SECTIONS

President Ruto: There's no turning back on NSSF deductions increment

President William Ruto addressing newly sworn in Cabinet Secretaries at State House, Nairobi on October 27, 2022. [Denish Ochieng, Standard]

President William Ruto has said that he won’t renege on plans to have NSSF contributions increased from the Sh200 flat rate to six per cent of workers’ monthly salaries.

President Ruto made the remarks on Friday, November 4 at the Supreme Court Buildings during the release of the State of the Judiciary and Administration of Justice Report for the 2021/2022 Financial Year.

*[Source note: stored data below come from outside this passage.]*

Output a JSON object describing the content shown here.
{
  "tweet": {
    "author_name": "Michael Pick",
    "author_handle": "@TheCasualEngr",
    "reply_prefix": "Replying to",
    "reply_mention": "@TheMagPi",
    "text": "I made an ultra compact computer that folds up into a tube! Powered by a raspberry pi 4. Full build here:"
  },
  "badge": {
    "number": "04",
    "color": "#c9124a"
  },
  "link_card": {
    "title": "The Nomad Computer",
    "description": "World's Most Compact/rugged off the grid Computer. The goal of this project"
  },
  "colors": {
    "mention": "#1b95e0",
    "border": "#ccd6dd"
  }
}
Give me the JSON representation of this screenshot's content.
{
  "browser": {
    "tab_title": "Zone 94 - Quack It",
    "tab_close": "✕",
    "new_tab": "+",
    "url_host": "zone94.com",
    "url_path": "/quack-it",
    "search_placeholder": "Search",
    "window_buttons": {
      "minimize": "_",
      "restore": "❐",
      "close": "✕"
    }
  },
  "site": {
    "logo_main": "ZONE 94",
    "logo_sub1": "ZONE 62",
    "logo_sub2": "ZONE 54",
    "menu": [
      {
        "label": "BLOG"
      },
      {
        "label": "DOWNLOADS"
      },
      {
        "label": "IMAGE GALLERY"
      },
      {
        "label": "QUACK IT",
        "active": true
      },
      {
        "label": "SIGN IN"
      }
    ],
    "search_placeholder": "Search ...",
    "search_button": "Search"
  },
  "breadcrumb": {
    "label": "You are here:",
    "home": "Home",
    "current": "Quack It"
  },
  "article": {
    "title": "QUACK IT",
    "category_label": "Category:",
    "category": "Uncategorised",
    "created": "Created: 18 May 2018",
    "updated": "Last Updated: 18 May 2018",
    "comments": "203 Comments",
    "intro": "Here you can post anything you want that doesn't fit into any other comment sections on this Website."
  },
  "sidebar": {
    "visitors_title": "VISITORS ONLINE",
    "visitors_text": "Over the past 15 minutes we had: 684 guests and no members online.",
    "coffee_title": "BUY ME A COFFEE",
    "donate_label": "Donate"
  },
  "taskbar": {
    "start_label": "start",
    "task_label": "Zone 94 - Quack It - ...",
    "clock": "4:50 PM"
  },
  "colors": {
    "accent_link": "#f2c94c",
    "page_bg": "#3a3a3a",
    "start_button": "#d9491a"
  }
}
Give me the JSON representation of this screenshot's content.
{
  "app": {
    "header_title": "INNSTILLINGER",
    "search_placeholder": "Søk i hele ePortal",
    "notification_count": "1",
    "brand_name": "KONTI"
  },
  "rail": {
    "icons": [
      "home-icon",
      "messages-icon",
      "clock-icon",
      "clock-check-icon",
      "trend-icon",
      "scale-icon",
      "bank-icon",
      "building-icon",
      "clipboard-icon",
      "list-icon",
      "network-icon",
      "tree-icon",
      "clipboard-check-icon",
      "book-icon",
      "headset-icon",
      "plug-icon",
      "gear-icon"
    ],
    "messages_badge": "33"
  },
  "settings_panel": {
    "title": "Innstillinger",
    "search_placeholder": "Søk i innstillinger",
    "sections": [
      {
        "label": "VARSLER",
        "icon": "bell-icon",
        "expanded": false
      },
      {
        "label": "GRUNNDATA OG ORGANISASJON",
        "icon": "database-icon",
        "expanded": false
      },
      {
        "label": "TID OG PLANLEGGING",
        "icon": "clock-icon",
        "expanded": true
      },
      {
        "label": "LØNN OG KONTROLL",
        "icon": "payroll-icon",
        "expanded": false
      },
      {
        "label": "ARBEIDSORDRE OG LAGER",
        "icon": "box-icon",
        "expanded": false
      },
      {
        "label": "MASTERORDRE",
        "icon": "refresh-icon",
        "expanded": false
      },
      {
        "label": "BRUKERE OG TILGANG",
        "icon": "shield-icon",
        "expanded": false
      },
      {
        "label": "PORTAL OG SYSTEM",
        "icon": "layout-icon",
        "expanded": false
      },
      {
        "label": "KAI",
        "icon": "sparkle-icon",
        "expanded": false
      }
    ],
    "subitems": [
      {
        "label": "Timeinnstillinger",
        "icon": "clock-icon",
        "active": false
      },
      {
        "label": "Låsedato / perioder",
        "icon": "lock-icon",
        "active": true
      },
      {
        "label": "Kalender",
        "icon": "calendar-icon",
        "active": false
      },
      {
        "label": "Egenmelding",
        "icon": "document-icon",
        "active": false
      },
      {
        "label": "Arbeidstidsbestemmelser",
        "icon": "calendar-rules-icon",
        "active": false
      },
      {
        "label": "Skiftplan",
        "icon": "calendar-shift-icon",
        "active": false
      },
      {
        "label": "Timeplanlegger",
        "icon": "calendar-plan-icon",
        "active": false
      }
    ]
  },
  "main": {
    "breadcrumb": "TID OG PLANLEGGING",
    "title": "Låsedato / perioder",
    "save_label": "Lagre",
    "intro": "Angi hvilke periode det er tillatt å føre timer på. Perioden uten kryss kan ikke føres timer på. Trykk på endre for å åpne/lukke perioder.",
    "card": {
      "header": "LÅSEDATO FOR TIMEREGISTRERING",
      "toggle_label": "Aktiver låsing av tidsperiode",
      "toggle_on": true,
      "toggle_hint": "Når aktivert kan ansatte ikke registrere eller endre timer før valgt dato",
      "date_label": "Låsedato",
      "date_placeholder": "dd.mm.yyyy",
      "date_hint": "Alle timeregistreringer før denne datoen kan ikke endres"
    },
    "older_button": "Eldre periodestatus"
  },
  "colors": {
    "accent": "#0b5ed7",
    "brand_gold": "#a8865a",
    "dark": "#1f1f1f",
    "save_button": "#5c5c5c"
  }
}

The Head of State said the move will allow Kenyans to have more funds upon retirement, and also inculcate a savings culture among the citizens.

This comes on the back of criticism by Azimio la Umoja-One Kenya leader Raila Odinga, who says the planned increment of NSSF deductions would worsen the economic hardship Kenyans are facing.

“I want to tell those in the opposition, who are against our plans, that there is no two ways about the [planned NSSF deductions] increment. They (opposition) have been asking us to borrow [funds] externally, but our government is not ready for that,” said Ruto.

The Head of State said he’s spoken with COTU-Kenya and the Federation of Kenya Employers, who have agreed to have the scheme rolled out after Parliament approves the proposal.

Ruto also asked the Judiciary to expedite ruling on tax evasion cases, urging judges not to entertain tax offenders.

“I want to ask the Judiciary not to give a safe haven to people running away from paying tax. We want every citizen to carry their portion of the burden of running the affairs of the country,” said Ruto.

On his commitment to support the Judiciary, the president said he’ll gradually increase funds to the courts over the next five years.

“Without a doubt, the low budgetary allocation [to the Judiciary] has affected critical projects and activities. It is with this in mind that I gave the undertaking to enhance annual allocation to the Judiciary for the next five years, in an effort to mitigate the opportunity cost of the accrued shortfalls,” he said.

The Judiciary said it has 6,182 employees against a target of 9,417.